The State Council of the People’s Republic of China has added the church where legendary Southern Baptist missionary Lottie Moon was a member during much of her time in the country to a list of major historical and cultural sites protected at the national level.
Wulin Shenghui Church of Penglai in Shandong province, a European-style church house built in 1872 by Southern Baptist missionaries, is one of the earliest Protestant buildings in China.
It was closed to most foreigners for more than a generation until 1987, when a group of leaders from the Southern Baptist Convention auxiliary Woman’s Missionary Union became the first Westerners in decades to enter villages where Moon lived and worked that were long closed to outsiders.
Inside the structure they found a monument erected by Chinese Christians in 1915 in honor of Moon miraculously preserved with only the word “American” defaced during the 1966-1976 Cultural Revolution launched by Communist leader Mao Zedong.
Every year since tourists and Christians from around the world have made special trips to Penglai to learn more about the 39-year missions work in China by the namesake for the Lottie Moon Christmas Offering for international missions work by the Southern Baptist Convention.
The church was reopened in 1988, according to an article translated from China Christian Daily.

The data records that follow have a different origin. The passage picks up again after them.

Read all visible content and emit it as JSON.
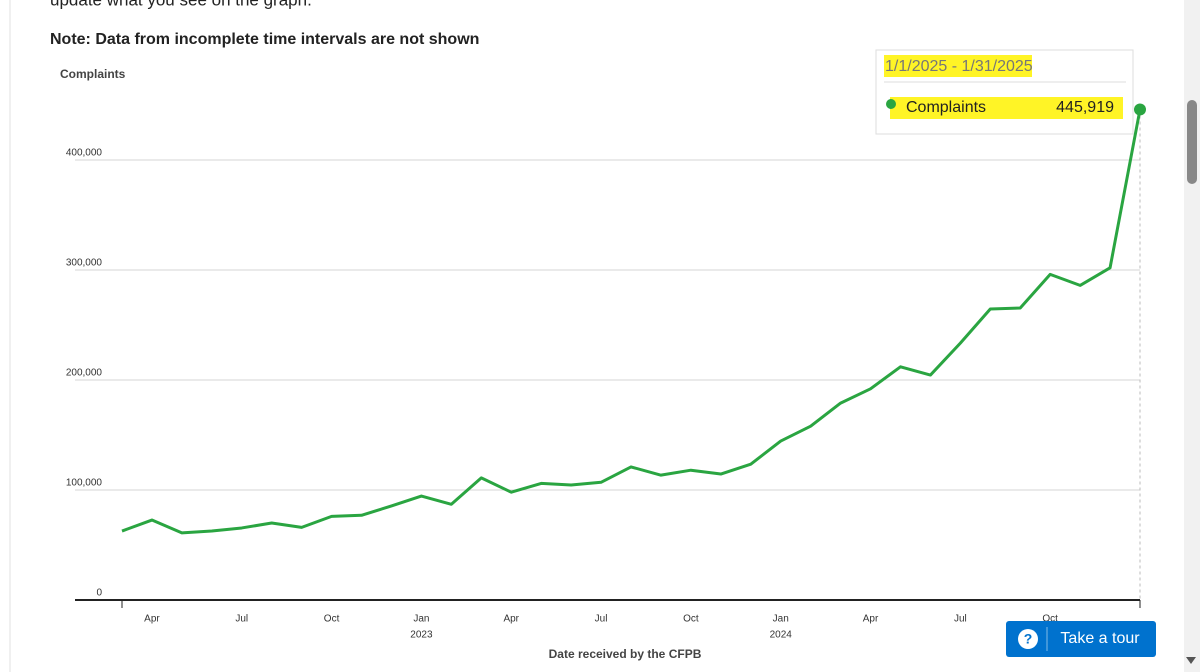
{
  "intro": "update what you see on the graph.",
  "note": "Note:  Data from incomplete time intervals are not shown",
  "tour_button": {
    "icon": "?",
    "label": "Take a tour"
  },
  "chart_data": {
    "type": "line",
    "y_label": "Complaints",
    "x_label": "Date received by the CFPB",
    "categories": [
      null,
      "Apr",
      null,
      null,
      "Jul",
      null,
      null,
      "Oct",
      null,
      null,
      "Jan",
      null,
      null,
      "Apr",
      null,
      null,
      "Jul",
      null,
      null,
      "Oct",
      null,
      null,
      "Jan",
      null,
      null,
      "Apr",
      null,
      null,
      "Jul",
      null,
      null,
      "Oct",
      null,
      null,
      null
    ],
    "x_sublabels": [
      "2023",
      "2024"
    ],
    "series": [
      {
        "name": "Complaints",
        "color": "#2aa541",
        "values": [
          62700,
          72700,
          61000,
          62700,
          65500,
          70000,
          66000,
          76000,
          77000,
          85500,
          94500,
          87000,
          111000,
          98000,
          106000,
          104500,
          107000,
          121000,
          113500,
          118000,
          114500,
          123500,
          144500,
          158000,
          179000,
          192000,
          212000,
          204500,
          233500,
          264500,
          265500,
          296000,
          286000,
          302000,
          445919
        ],
        "value_labels": [
          null,
          null,
          null,
          null,
          null,
          null,
          null,
          null,
          null,
          null,
          null,
          null,
          null,
          null,
          null,
          null,
          null,
          null,
          null,
          null,
          null,
          null,
          null,
          null,
          null,
          null,
          null,
          null,
          null,
          null,
          null,
          null,
          null,
          null,
          "445,919"
        ]
      }
    ],
    "tooltip_title": "1/1/2025 - 1/31/2025",
    "ylim": [
      0,
      450000
    ],
    "yticks": [
      0,
      {
        "value": 100000,
        "label": "100,000"
      },
      {
        "value": 200000,
        "label": "200,000"
      },
      {
        "value": 300000,
        "label": "300,000"
      },
      {
        "value": 400000,
        "label": "400,000"
      }
    ],
    "grid": true
  }
}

A 2001 expansion increased seating capacity to 1,400, and membership has grown to more than 4,000.
Catherine Allen, who as associate executive director led the WMU delegation that found the church in 1987, said she is “very happy indeed that this site of sacred interest to many lands has some protection,” and “happier still that good crowds still go there to worship.”
Born Charlotte Digges Moon in 1840 in Virginia, Lottie Moon was appointed a missionary to what was then Tengchow, China, in 1873. She taught in a girls’ school and made trips into China’s interior to share the gospel not only with women and girls but also defying established policies by preaching to and teaching men.
She died aboard a ship in a Japanese harbor on Christmas Eve in 1912, establishing her legend as a martyr who amid plague, famine, revolution and war sacrificed and literally worked herself to death. The Woman’s Missionary Union renamed its annual mission offering, first collected in 1888 at Moon’s request, in tribute to her memory.
Last year Southern Baptists gave more than $157 million to the Lottie Moon Christmas Offering, which over the years has raised a total of $1.5 billion for missions.